Step By Wicked Step
Style: Good
Attitude: Unobjectionable
In Brief: Making the best of divorced family situations.
Publisher: Hamish Hamilton
Published in: 1995
Age Range: Young Teens
Period: Contemporary
Genres: Growing-Up
Synopsis:
Five children are waiting in an old house for the rest of their school group to arrive. They come across an old manuscript written by a boy who ran away when his mother remarried after his father's death. This spurs them on to tell a story each about their separated families.
Notes:
Well, the general background is that of divorced and/or remarried families, for the most part evincing a positive spirit on the part of the children towards their quite different situations: dealing with step-siblings, going “home” to a different house each day or each week, living in the hope of your real Dad turning up and so on. Very positive, and making the best of a difficult situation; it's just such a shame that the situation should be taken so much for granted.

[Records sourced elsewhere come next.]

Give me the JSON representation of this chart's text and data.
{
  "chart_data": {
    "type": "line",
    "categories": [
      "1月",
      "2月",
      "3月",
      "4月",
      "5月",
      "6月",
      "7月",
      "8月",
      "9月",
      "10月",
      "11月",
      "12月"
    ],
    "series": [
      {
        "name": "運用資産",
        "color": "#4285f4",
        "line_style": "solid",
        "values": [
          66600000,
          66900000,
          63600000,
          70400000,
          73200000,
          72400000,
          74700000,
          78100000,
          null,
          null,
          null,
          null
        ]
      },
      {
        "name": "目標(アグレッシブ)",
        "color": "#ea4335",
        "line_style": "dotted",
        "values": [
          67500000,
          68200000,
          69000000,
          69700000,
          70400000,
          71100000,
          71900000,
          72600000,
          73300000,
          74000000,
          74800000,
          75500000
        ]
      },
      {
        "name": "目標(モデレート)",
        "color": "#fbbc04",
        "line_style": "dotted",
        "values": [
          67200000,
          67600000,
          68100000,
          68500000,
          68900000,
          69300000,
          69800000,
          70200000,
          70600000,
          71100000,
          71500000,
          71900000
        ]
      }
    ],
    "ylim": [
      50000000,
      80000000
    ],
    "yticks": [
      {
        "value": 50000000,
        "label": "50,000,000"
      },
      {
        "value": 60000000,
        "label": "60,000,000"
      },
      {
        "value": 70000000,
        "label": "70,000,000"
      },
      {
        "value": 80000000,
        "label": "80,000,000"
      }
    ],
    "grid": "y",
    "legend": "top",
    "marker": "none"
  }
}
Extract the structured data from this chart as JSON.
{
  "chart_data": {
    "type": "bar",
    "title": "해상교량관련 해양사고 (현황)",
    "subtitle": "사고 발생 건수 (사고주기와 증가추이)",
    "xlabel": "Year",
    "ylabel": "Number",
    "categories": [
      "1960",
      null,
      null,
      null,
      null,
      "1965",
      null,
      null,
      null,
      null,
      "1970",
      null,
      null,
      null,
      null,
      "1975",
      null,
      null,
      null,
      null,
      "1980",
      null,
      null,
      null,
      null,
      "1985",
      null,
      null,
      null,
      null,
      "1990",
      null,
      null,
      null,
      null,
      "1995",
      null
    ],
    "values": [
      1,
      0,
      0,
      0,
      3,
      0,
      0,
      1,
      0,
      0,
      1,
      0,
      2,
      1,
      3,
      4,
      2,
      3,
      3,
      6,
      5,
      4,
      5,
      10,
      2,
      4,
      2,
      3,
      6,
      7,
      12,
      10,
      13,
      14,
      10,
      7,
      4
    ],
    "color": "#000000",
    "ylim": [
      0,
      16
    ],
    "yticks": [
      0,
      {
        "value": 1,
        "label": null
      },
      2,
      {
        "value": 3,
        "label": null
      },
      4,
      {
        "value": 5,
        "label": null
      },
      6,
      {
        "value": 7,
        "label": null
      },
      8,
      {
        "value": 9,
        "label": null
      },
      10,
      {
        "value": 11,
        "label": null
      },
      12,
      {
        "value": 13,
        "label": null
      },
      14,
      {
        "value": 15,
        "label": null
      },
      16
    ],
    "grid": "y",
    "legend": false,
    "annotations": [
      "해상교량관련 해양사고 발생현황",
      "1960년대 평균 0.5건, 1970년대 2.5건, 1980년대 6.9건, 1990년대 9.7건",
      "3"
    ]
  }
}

He laid down his sandwich and started to count on his fingers. “I have two brothers, two half-brothers, one half-sister, three stepbrothers, one stepsister, three stepmothres — that's two old ones and one at the moment — one stepfather, two stepgrannies and one stepgrandpa that I know, and some more that I don't know. And, any day now, when Flora has her baby, I'm going to have another half-sister.” He paused, looking puzzled, as if he'd surprised himself by ending up on the wrong finger. “Oh, yes!” he said. “And I have a mum and dad.”